The story is about a human named Cole, who starts out a mere computer game developer and ends up a Skinner, which is someone who dedicates his life to fighting werewolves and keeping a fragile peace with vampires (known as Nymar). I felt Cole's initial introduction to the Skinner way of life was a little shaky, since it required him to suddenly decide to take an extreme vacation to the wilds of Canada, where he ran into a type of werewolf known as a Full Blood. This encounter propelled him into the rest of the story. Unfortunately, I could see all of it being set up, and I wished Cole had had more of a reason to be where the Full Blood was. I still don't know why that particular Full Blood was there, but maybe that's being saved for another book.

Once Cole had been propelled into the main story, everything moved along at an enjoyable clip and I didn't have any more complaints about obvious setups. For most of the book Cole is in Skinner training, but of course the things he's fighting don't wait for him to be fully trained before they attack him, so there's plenty of action along the way. Cole isn't an invincible hero by any stretch of the imagination. He's capable, has a good heart, and admits his weaknesses, all admirable qualities. He was fun to read.

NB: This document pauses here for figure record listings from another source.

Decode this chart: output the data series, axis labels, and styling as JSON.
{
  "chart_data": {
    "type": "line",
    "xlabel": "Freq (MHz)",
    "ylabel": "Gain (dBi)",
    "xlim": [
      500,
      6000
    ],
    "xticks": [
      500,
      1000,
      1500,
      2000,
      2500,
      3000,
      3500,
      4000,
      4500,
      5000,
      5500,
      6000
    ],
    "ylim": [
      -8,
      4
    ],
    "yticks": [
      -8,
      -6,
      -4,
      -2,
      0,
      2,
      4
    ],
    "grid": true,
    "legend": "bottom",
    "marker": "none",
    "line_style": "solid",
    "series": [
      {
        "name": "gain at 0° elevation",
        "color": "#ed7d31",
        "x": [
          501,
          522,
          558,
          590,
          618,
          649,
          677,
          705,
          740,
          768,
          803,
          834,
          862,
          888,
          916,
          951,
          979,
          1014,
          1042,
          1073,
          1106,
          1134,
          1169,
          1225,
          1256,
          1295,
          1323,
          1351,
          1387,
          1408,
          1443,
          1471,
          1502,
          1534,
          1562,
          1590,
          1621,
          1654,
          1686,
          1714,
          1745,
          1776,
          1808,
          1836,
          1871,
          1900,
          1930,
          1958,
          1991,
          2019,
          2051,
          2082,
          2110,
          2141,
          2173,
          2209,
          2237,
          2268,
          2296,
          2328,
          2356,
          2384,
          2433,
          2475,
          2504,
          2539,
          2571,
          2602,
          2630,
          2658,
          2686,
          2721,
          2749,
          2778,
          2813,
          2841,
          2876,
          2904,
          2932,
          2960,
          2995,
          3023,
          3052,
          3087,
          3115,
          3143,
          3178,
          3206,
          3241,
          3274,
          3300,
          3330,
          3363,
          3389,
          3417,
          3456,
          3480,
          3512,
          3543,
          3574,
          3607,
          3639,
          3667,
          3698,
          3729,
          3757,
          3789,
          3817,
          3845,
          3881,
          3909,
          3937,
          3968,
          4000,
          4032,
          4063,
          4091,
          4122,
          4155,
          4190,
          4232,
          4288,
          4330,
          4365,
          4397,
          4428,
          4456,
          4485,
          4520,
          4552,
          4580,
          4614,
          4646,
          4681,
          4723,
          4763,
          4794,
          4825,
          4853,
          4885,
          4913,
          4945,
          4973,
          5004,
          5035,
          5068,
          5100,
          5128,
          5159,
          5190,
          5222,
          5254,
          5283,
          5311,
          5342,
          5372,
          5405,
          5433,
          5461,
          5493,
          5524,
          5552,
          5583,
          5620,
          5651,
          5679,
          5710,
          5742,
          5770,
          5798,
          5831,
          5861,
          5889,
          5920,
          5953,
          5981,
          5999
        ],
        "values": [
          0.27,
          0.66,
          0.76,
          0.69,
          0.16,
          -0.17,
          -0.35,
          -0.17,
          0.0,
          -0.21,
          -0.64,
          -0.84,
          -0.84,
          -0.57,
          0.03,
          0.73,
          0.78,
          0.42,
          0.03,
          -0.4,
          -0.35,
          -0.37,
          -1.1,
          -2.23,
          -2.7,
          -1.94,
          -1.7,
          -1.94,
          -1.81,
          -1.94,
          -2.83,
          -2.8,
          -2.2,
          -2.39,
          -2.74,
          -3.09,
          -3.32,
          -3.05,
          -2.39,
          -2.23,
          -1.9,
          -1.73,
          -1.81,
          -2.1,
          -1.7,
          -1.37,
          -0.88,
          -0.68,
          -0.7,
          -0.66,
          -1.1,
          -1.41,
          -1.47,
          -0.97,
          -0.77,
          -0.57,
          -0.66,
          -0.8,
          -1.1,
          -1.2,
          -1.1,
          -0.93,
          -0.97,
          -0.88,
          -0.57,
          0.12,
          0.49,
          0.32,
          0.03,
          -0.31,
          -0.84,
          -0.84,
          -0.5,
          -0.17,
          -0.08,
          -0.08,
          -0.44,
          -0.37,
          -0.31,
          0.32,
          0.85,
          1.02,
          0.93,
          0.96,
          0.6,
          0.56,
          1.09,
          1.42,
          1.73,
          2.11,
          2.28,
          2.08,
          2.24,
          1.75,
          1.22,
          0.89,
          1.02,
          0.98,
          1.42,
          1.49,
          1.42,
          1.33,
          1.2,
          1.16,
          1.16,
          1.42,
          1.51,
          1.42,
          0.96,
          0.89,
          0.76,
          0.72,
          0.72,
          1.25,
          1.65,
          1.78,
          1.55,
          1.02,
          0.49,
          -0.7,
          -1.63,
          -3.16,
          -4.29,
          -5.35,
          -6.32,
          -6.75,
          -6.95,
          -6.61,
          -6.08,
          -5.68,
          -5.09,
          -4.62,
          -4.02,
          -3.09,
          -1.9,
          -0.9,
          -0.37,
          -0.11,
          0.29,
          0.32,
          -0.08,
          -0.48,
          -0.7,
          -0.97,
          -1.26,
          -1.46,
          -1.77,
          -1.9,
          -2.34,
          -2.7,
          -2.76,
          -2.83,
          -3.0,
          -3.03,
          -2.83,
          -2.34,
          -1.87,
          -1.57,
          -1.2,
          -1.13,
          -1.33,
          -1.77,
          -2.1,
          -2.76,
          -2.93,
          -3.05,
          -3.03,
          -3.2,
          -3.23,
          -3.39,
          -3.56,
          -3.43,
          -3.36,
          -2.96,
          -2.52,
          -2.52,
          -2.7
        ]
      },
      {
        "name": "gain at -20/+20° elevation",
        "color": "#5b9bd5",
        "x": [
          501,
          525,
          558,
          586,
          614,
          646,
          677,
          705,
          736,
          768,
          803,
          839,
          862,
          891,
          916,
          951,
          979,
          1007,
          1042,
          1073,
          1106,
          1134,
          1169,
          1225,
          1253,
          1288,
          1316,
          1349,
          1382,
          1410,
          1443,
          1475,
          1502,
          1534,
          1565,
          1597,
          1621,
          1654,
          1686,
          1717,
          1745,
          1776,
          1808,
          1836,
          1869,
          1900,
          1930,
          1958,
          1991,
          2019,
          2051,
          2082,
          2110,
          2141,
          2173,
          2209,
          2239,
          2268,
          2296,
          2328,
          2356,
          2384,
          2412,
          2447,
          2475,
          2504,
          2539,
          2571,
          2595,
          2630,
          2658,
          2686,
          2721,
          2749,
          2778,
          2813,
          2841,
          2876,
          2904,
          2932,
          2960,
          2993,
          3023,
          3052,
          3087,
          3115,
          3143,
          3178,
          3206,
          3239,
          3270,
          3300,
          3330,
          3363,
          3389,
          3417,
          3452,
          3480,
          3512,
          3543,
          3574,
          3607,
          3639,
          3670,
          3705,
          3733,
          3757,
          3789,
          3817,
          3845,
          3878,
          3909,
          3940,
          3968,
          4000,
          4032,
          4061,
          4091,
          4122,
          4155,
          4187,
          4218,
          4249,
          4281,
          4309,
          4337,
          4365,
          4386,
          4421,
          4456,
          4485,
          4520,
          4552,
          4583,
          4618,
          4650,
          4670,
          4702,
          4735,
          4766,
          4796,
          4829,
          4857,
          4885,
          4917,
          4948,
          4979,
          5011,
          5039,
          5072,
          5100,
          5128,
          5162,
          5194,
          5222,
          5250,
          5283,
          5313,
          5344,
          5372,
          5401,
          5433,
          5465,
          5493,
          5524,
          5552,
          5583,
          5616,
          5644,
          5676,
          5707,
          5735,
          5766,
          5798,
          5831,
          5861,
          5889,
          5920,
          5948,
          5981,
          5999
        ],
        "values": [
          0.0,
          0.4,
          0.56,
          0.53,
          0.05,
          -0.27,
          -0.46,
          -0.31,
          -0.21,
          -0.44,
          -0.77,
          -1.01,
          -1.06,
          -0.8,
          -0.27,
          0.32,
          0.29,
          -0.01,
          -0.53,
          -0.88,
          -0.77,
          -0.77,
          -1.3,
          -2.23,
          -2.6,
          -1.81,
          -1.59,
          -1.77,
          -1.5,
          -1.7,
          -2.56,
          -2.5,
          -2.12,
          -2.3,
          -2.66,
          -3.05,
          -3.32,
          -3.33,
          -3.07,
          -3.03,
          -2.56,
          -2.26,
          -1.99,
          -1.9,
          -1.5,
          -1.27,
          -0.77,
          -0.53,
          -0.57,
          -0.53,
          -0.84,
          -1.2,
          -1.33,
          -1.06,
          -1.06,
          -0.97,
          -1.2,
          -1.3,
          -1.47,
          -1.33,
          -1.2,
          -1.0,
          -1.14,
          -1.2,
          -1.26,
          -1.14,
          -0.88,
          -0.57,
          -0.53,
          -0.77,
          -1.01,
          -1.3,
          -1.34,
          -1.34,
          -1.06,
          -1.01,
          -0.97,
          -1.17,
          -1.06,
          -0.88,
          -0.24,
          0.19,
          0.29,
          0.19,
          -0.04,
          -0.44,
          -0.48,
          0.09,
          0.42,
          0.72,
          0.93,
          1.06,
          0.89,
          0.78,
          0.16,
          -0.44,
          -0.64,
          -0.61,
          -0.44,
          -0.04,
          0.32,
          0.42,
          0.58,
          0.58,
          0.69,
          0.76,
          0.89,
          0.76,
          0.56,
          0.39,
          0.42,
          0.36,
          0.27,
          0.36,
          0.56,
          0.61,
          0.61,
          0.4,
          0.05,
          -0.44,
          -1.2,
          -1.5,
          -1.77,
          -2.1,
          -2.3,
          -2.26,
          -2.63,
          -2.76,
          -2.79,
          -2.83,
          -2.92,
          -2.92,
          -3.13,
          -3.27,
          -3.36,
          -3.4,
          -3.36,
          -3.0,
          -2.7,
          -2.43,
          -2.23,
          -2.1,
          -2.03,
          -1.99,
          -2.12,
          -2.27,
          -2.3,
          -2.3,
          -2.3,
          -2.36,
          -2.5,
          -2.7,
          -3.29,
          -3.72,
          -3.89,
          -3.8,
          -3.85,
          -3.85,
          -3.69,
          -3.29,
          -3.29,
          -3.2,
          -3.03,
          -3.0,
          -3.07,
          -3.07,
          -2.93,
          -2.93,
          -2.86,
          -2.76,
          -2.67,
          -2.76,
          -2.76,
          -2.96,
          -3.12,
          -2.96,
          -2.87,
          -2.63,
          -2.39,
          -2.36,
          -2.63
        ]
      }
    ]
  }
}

His Skinner trainer is a kickass woman named Paige. She could easily have turned into a stereotype, but I didn't think she did. Naturally, Cole lusts after her, but she seems to return his interest only when they're about to die. The rest of the time she just cares about training him so he can help her fight the things that are after them. Readers will notice that the women in the book get much more detailed physical descriptions than the men, and most of the women are attractive. But I still don't know what Cole looks like other than the fact he's got a gut that appeared when he hit thirty. Maybe the gut is why Paige isn't interested in him…

The main villain's motivations were a little murky. On the one hand he was looking for revenge, but I wasn't clear on exactly how he intended to get it. He had a plan, I just wasn't sure what the end result of it was supposed to be. I did like the fact that his monster sidekick, whom I felt sorry for, had good reasons for being the way he was.

There were a few things I would have liked to see added or adjusted. First of all, I would have liked to see more of an origin myth. Cole never asks where the Nymar and various types of werewolves came from, but I wanted to know. Also, I would have liked to see Cole's gamer background play a more integral role in the story. It plays a role, but there was still room for it to become indispensable to resolving the plot. Finally, there were occasional rough patches in the writing. Not a lot, but enough that I noticed them. Awkward wording and the misuse of "lie/lay" stood out, as well as one or two spots where the characters didn't seem to know something they'd been told earlier.

On the whole, however, this was a fun book that kept me reading, and I don't hesitate to recommend it to fans of urban fantasy. Although the book contains lots of dark creatures with dark plans, the tone stays hopeful. The Skinners we follow are a pragmatic bunch who live day to day and don't worry much about angst. I've mentioned before that I'm a fan of dark characters with wounded souls. Well, there aren't any of those here (at least not among the heroes), and that's okay. The characters are fun, the pace was quick, and although the story boils down to a very basic good vs. evil plot, it's an enjoyable ride and a nice introduction to this series.


Tia Nevitt said...

Thanks for a great, comprehensive review, Raven! I really like the way you did this one.

Raven said...

Thanks, Tia! I felt this review was a little chattier than some of my others. Maybe that's the way for me to go.